Whether you’re deploying your first agent or one that’s already live, the goal is to build a lasting feedback loop between humans and AI. Human data is most valuable when it is consistently captured, structured, and applied to refine behavior over time. But this cycle doesn’t create itself, it takes thoughtful design and the right infrastructure and support. With the proper tools and partners who can handle the operational lift, human data becomes the most powerful engine for ongoing learning and keeping AI agents aligned as your organization evolves. 

Common Questions

Can’t AI just learn this on its own?

Not in a way that aligns with your unique brand, policies, and standards. AI needs guidance to reflect your business priorities accurately. Human data provides that guidance so your systems aren’t only functional, but also dependable and trustworthy.

What if we don’t have clean, ready-to-go, data?

That’s expected. Most enterprises don’t! What matters is having access to real workflows. A good human data partner will help you extract and structure the data you already have and produce the training data you need. 

Does this require too much time and resources?

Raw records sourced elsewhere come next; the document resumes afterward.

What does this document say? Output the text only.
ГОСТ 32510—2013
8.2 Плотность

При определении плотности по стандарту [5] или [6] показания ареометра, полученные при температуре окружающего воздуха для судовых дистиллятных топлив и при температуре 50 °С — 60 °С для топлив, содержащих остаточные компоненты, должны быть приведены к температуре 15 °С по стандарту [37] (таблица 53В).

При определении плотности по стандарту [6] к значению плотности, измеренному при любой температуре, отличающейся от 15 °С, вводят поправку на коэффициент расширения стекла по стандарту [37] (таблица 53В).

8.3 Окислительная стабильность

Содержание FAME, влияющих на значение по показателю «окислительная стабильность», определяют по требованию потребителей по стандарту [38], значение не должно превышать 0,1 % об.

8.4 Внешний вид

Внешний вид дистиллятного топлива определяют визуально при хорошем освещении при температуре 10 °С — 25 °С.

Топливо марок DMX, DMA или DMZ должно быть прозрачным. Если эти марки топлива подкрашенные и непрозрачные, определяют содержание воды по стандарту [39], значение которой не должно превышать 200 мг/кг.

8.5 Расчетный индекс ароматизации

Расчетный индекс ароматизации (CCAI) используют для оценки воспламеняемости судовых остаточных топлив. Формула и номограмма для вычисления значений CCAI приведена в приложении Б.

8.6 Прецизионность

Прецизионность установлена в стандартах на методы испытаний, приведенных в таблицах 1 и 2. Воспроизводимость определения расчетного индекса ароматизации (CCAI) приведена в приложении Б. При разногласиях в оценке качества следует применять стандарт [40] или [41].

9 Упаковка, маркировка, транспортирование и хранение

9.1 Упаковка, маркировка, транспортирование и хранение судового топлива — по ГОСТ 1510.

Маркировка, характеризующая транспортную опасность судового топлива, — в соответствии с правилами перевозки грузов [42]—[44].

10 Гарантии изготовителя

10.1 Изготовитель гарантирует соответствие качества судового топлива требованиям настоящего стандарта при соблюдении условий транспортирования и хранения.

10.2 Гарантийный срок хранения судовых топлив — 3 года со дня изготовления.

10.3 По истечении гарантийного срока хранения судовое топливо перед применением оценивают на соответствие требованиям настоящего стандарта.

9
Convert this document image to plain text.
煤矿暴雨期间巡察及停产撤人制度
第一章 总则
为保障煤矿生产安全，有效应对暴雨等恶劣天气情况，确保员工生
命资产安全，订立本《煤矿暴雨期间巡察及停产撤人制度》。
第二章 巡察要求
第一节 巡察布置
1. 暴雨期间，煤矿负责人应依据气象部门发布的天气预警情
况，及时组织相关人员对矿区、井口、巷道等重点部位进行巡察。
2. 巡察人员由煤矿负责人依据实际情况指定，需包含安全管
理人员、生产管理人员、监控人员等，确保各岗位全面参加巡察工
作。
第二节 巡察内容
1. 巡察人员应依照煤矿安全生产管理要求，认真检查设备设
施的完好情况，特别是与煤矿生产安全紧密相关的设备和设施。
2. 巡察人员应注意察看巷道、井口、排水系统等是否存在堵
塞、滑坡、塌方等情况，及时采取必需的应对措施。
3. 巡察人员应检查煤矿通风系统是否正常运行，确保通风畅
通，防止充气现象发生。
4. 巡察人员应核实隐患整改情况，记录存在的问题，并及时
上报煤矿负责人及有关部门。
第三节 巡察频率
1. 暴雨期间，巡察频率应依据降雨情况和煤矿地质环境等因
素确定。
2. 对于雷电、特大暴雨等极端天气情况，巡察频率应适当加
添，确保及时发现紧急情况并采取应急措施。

Not necessarily. The most effective human data strategies start small and scale as value is proven. Even starting with focused, narrow, high-impact use cases is far more valuable than trying to tackle everything at once. 

Will this slow us down?

Done right, human data leads to the opposite: agents trained with human context produce value faster and require fewer corrections down the line. It’s about building smarter systems to begin with so you don’t have to do heavy lifting down the line. 

Conclusion

AI agents perform as well as the data they learn from. Human data enables systems to be more accurate, relevant, and aligned with unique company goals. It also reduces risk, supports compliance, and builds internal trust.

For enterprises looking to implement AI in a practical, responsible, and effective way, incorporating human feedback isn’t a burden, it’s a strategic advantage. Starting with even a modest human-in-the-loop approach can result in more trustworthy, capable AI agents that deliver long term value. 

In today’s AI-driven environment, the organizations that succeed won’t necessarily be the ones with the most data, it’ll be the ones with the data that reflects the knowledge, behavior, and standards of top employees from around the world.